In a celebrity world where baby names can feel like branding, this one reads the opposite. It’s personal and rooted in family history. He’s not just collecting moments anymore. He’s preserving meaning.

The Hillary Tattoo He’s Keeping
Back in December 2017, Davidson revealed a tattoo of Hillary Clinton and called her his “hero,” and wrote that he admired her toughness, as outlets reported at the time.
Years later, while explaining why he’s removing so much ink, Davidson said the Clinton tattoo is staying. In a 2025 interview recap, he said he got it after she lost the 2016 election because he admired how tough she was, and he wanted to cheer her up.
What makes this detail interesting isn’t the politics; it’s what Davidson considers permanent. He’s removing tattoos tied to phases and impulse. He’s keeping the ones he frames as tributes to strength.
What These Two Choices Suggest About What He Values
Davidson seems to honor people in two lanes.

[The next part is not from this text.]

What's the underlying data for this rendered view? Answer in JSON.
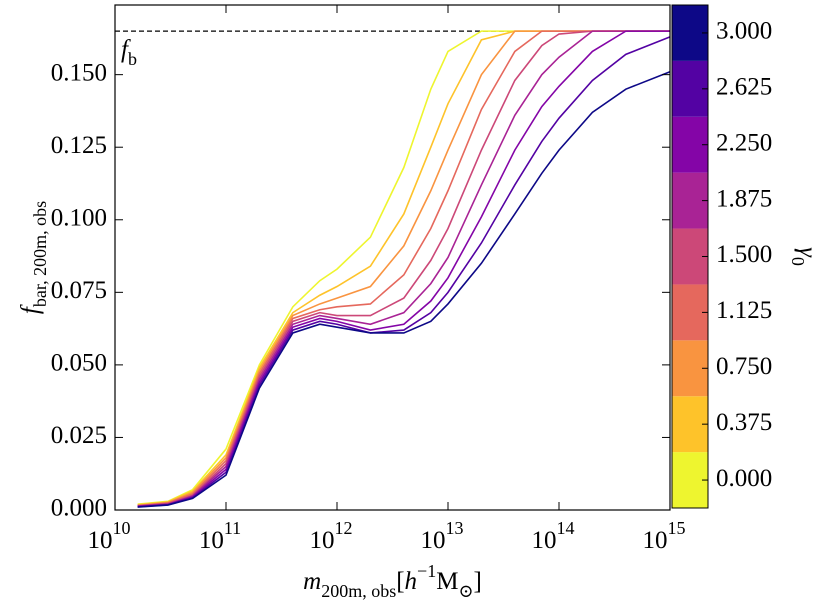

One lane is personal origin, the person who shaped his life before he had a say in it. Naming his daughter Scottie, widely reported as a nod to his late father, falls squarely into that first lane.
The second lane is admiration, respect for toughness, public endurance, and bouncing back after an obvious setback. That’s how Davidson has framed the Clinton tattoo more than once.
You don’t have to agree with Clinton to understand the impulse. Davidson isn’t asking anyone to sign on to an ideology; instead, he’s pointing to a trait he says he values. He’s signaling the traits he respects, and he’s done it in the most Davidson way possible. With a tattoo.
When Someone Erases Almost Everything, What Remains Becomes the Story
It’s easy to reduce Davidson to headlines, relationships, and punchlines, but the choices he’s made lately point to something more consistent. He’s been willing to erase the tattoos tied to fleeting moments, while holding onto what he considers real. A daughter’s name that reportedly honors his father. The one ‘hero’ tattoo he says he’s keeping, because he sees it as a symbol of strength.
If he’s determined to remove almost everything, the few things he refuses to let go of become the actual story.